日本有数の観光地・奈良では「アカミミガメ」が大繁殖

 一方、日本有数の観光地の奈良。奈良市中心部の川に取材班が向かうと、大量のカメを見つけた。目の横あたりが赤い、アカミミガメだ。

(近所の人)
「そこらへんいっぱい。100匹じゃきかない。この川の上まで行ったら結構いるんじゃないか」

 アカミミガメは、1950年代後半から祭りの屋台の景品などで、通称「ミドリガメ」として輸入された。

 県内有数の観光地、奈良公園の猿沢池でも大繁殖していたことが。2014年の駆除作業の際には、大量のカメが池の中から見つかった。

 アカミミガメは、環境省によると屋外には800万匹、飼育者も多く、110万世帯に160万匹が生息しているという。

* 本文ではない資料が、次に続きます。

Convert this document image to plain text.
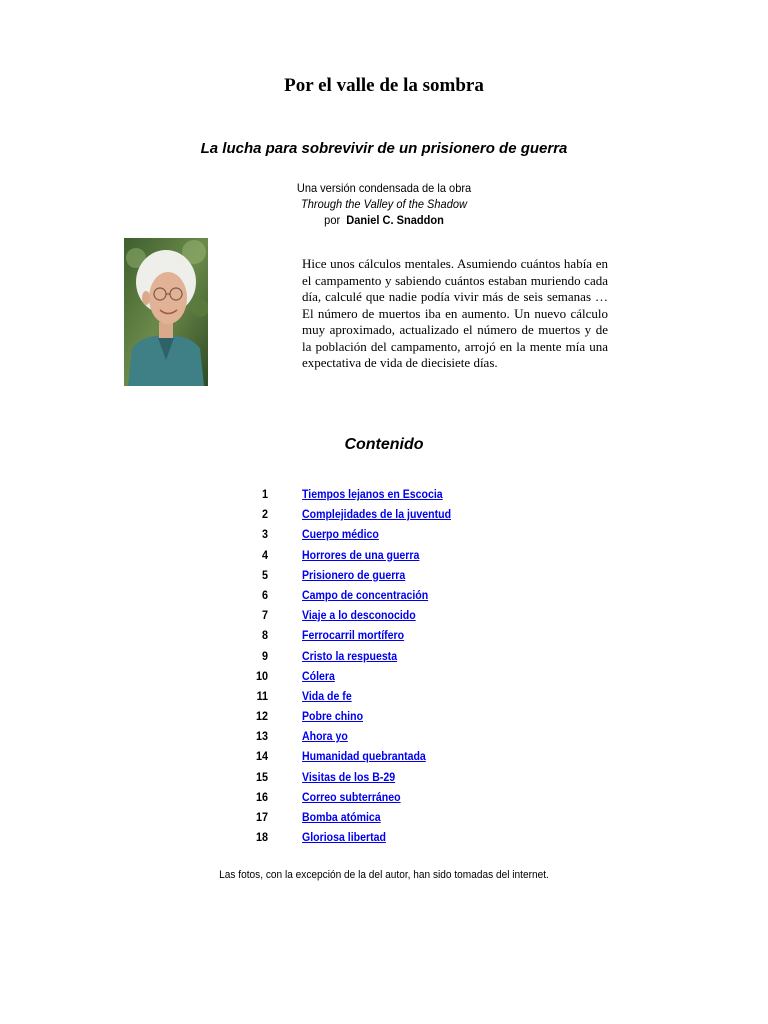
Por el valle de la sombra
La lucha para sobrevivir de un prisionero de guerra
Una versión condensada de la obra
Through the Valley of the Shadow
por Daniel C. Snaddon
Hice unos cálculos mentales. Asumiendo cuántos había en el campamento y sabiendo cuántos estaban muriendo cada día, calculé que nadie podía vivir más de seis semanas … El número de muertos iba en aumento. Un nuevo cálculo muy aproximado, actualizado el número de muertos y de la población del campamento, arrojó en la mente mía una expectativa de vida de diecisiete días.
Contenido
1	Tiempos lejanos en Escocia
2	Complejidades de la juventud
3	Cuerpo médico
4	Horrores de una guerra
5	Prisionero de guerra
6	Campo de concentración
7	Viaje a lo desconocido
8	Ferrocarril mortífero
9	Cristo la respuesta
10	Cólera
11	Vida de fe
12	Pobre chino
13	Ahora yo
14	Humanidad quebrantada
15	Visitas de los B-29
16	Correo subterráneo
17	Bomba atómica
18	Gloriosa libertad
Las fotos, con la excepción de la del autor, han sido tomadas del internet.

 身近に存在するアカミミガメだが、6月1日から「条件付特定外来生物」に指定され規制が始まった。

(奈良県 景観・自然環境課 街道亙さん)
「直接的に人に危害を加えるわけではないが、在来種でいるカメやほかの生物との共存関係が崩れてしまう。アカミミガメは繁殖力が強いので 今まで日本にいた古来種が少なくなってしまう」

 規制では、許可無く販売、購入、輸入等を行うこと、飼っていた個体を逃がすこと、元いた場所から別の場所に移動させることなどが禁止され、違反した場合、罰金や罰則の対象となる。国などはチラシを作り、飼育が困難になっても野外の池や川に放さないように注意を呼びかけている。

(奈良県 景観・自然環境課 街道亙さん)
「アカミミガメは30年くらい生きるので、自分のライフスタイルを考えて、自分が30年後に飼育できるかを考えて飼育するかしないかを判断して頂きたい」

 一方、生態系を守るためのこの規制により頭を悩ませている人たちもいる。

 毎年7月、県が指定する無形民俗文化財でもある伝統行事が行われる蓮の池。去年、行事に欠かせない蓮の生育不良が起きたのだ。問題が起きる前には、一面に蓮が咲いていたが…。

(奥田地区 西川隆教総代)
「紫色っぽい葉っぱが浮いてますけども、茎が食いちぎられて水面に浮いている状態です」

 原因の1つとみられるのが、アカミミガメだ。奥田捨篠池では対策として、先月、罠を設置したところ400匹のカメを捕獲したという。しかし、今月からの新たな規制でアカミミガメを捕獲した後、ほかの場所に放つことができなくなり、対処に頭を悩ませているのだ。

(奥田地区 松本一郎副総代)
「(ハスが)全滅になる可能性もあると思います。なんか対策は考えていかないといけない」

 私たちの身近に迫る特定外来生物。まずは知り、正しく付き合うことが求められている。